Selon l’article 19 du nouveau Code Pénal de 1995 (Cuello Contreras, 2001, 49), le nouveau système fait manifestement référence à la responsabilité pénale des mineurs. Ceci est confirmé (l’article 5 de la Loi Organique 5/2000) lors de la commission d’actes punissables et en l’absence de toute circonstance justifiant l’exemption ou la suppression de la responsabilité pénale envisagée pour les adultes par le Code Pénal. Il y a donc déjà suffisamment de raisons pour affirmer que, selon la loi espagnole, l’âge limite pour l’imputabilité pénale ("présomption irréfutable d’irresponsabilité", Sánchez García de Paz, 2000, 706) a été fixé aujourd’hui à 14 ans (art. 3 de la Loi Organique 5/2000), et que l’imputabilité pénale peut exister entre 14 et 18 ans.

La Loi fait une distinction importante entre deux tranches d’âge (14-15 ans et 16-18 ans) ; mais la différence de traitement est parfois trop grande. Quant aux jeunes de plus de 18 ans, la meilleure solution consisterait à les envoyer auprès du magistrat pour adultes, en autorisant ce dernier à appliquer la législation pour mineurs, notamment ses mesures et ses possibilités d’éviter ou suspendre les procédures.

Les procédures des mineurs ressemblent trop à celles utilisées chez les adultes, bien qu’il existe de grandes différences. En principe, les possibilités laissées ouvertes pour la diversion devraient être considérées comme suffisantes. Le procureur est encore chargé d’une gamme excessivement large de fonctions et de tâches. La réglementation des mesures préventives est trop restrictive et la période de détention comme précaution peut, dans la pratique, s’avérer trop longue. L’envoi de mineurs de moins de 18 ans accusés d’actes terroristes auprès de la Cour Nationale de Justice (Audiencia Nacional, mesure introduite par la Loi Organique 7/2000) est contraire au principe de proximité et ne fait qu’imiter le système appliqué aux adultes. Quant à la participation de l’équipe technique, il aurait fallu accorder plus d’importance dans sa communication avec le Juge des mineurs.

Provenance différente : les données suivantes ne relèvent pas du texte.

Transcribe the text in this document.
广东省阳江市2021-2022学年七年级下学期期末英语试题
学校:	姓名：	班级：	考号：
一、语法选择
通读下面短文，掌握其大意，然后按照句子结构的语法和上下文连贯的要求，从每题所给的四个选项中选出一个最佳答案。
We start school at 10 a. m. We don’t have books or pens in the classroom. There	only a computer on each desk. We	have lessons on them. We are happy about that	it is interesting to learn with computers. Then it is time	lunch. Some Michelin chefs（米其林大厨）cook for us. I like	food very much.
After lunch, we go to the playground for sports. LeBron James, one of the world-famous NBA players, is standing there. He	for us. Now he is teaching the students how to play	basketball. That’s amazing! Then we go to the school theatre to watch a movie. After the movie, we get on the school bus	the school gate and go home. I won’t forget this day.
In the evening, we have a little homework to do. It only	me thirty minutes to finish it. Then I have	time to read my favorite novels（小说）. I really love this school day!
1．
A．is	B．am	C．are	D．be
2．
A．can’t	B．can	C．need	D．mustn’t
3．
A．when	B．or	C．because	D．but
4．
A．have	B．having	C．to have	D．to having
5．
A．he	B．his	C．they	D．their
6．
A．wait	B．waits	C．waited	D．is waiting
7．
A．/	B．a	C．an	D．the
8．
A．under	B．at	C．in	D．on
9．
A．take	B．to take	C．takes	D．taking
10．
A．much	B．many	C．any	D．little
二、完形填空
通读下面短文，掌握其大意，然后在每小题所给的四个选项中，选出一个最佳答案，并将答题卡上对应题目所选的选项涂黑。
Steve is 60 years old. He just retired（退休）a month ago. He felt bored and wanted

A la lumière de la réglementation, les mesures doivent être considérées comme de véritables sanctions pour mineurs (Cerezo Mir, 2000, 106 ; García Pérez, 2000, 686 ; Etxebarria Zarrabeitia, 2001, 32 ; contre Feijoo Sánchez, 2001, 27 ff.), autrement dit, des "sanctions punitives" (Sánchez García de Paz, 2000, 719). Il est vrai qu’il existe une grande gamme de mesures, mais il manque des solutions plus imaginatives qui pourraient peut-être être mises en pratique avec des programmes socio-éducatifs. Finalement, la durée des interventions prévues pour des cas extrêmement graves est généralement considérée comme excessive.